Sumber:dewanpers.or.id |
Pers adalah pilar keempat dari demokrasi Indonesia. Dewan Pers dan seluruh komunitas pers dengan tegas menolak isi draf Rancangan Undang-Undang (RUU) Penyiaran. Draf RUU Penyiaran ini dikirimkan Komisi I DPR kepada Badan Legislasi (Baleg) DPR pada Maret 2024 yang direncanakan untuk menggantikan UU Nomor 32 Tahun 2002 tentang Penyiaran. Beberapa pasal dalam RUU Penyiaran ini dianggap dapat mengancam demokrasi dan kebebasan pers di Indonesia.
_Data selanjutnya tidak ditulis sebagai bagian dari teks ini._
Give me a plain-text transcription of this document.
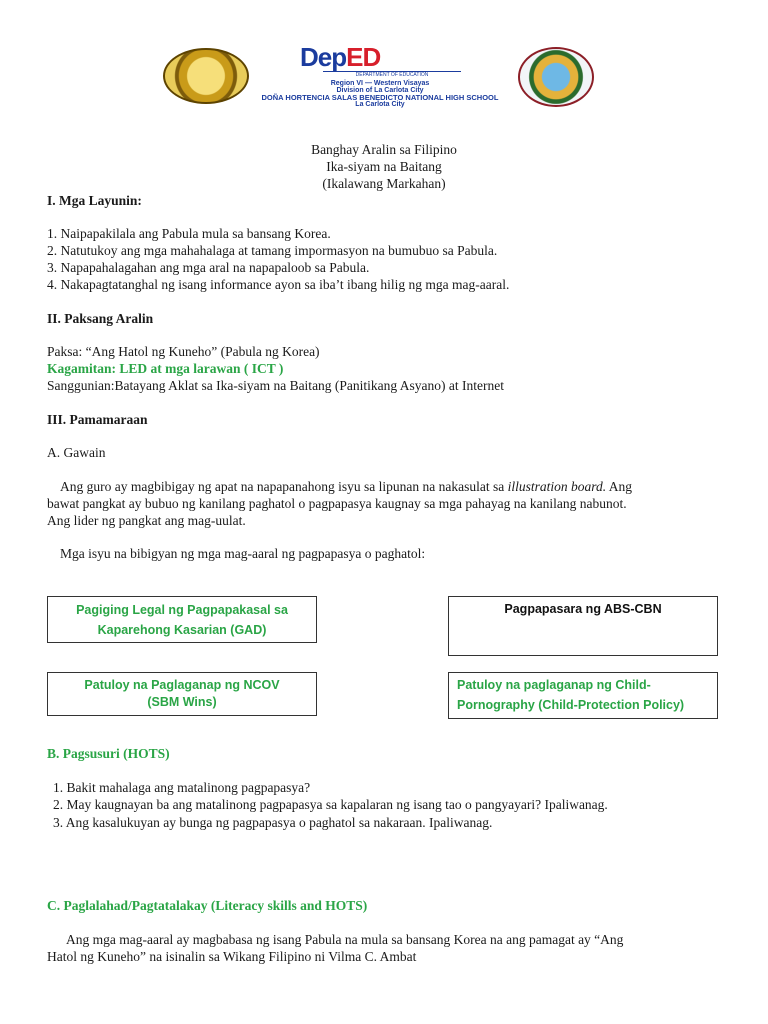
DepED
DEPARTMENT OF EDUCATION
Region VI — Western Visayas
Division of La Carlota City
DOÑA HORTENCIA SALAS BENEDICTO NATIONAL HIGH SCHOOL
La Carlota City
Banghay Aralin sa Filipino
Ika-siyam na Baitang
(Ikalawang Markahan)
I. Mga Layunin:
1. Naipapakilala ang Pabula mula sa bansang Korea.
2. Natutukoy ang mga mahahalaga at tamang impormasyon na bumubuo sa Pabula.
3. Napapahalagahan ang mga aral na napapaloob sa Pabula.
4. Nakapagtatanghal ng isang informance ayon sa iba’t ibang hilig ng mga mag-aaral.
II. Paksang Aralin
Paksa: “Ang Hatol ng Kuneho” (Pabula ng Korea)
Kagamitan: LED at mga larawan ( ICT )
Sanggunian:Batayang Aklat sa Ika-siyam na Baitang (Panitikang Asyano) at Internet
III. Pamamaraan
A. Gawain
Ang guro ay magbibigay ng apat na napapanahong isyu sa lipunan na nakasulat sa illustration board. Ang
bawat pangkat ay bubuo ng kanilang paghatol o pagpapasya kaugnay sa mga pahayag na kanilang nabunot.
Ang lider ng pangkat ang mag-uulat.
Mga isyu na bibigyan ng mga mag-aaral ng pagpapasya o paghatol:
Pagiging Legal ng Pagpapakasal sa
Kaparehong Kasarian (GAD)
Pagpapasara ng ABS-CBN
Patuloy na Paglaganap ng NCOV
(SBM Wins)
Patuloy na paglaganap ng Child-
Pornography (Child-Protection Policy)
B. Pagsusuri (HOTS)
1. Bakit mahalaga ang matalinong pagpapasya?
2. May kaugnayan ba ang matalinong pagpapasya sa kapalaran ng isang tao o pangyayari? Ipaliwanag.
3. Ang kasalukuyan ay bunga ng pagpapasya o paghatol sa nakaraan. Ipaliwanag.
C. Paglalahad/Pagtatalakay (Literacy skills and HOTS)
Ang mga mag-aaral ay magbabasa ng isang Pabula na mula sa bansang Korea na ang pamagat ay “Ang
Hatol ng Kuneho” na isinalin sa Wikang Filipino ni Vilma C. Ambat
Lembaga pers sejatinya memiliki eksistensi kebebasan untuk menyampaikan informasi kepada masyarakat sesuai dengan fakta tanpa tekanan dari pihak manapun. Adanya pembahasan revisi UU penyiaran dianggap menjadi tameng bagi pemerintah untuk menjaga citra "baik" yang telah dibuat. Dilansir dari unggahan instagram narasinewsroom pada hari ini (19/05), seorang peneliti politik ISEAS-Yusof Ishak Institute, Made Supriatma, mengatakan bahwa pemerintah dan DPR terlibat dalam merusak pondasi dasar demokrasi di Indonesia melalui UU Penyiaran. “Saya berani mengatakan bahwa mereka tidak tahu malu untuk mengusulkan ini.” kata Made. Hal ini disebabkan adanya beberapa pasal kontroversial yang mengekang kebebasan pers, salah satunya tentang larangan penayangan eksklusif jurnalistik investigasi.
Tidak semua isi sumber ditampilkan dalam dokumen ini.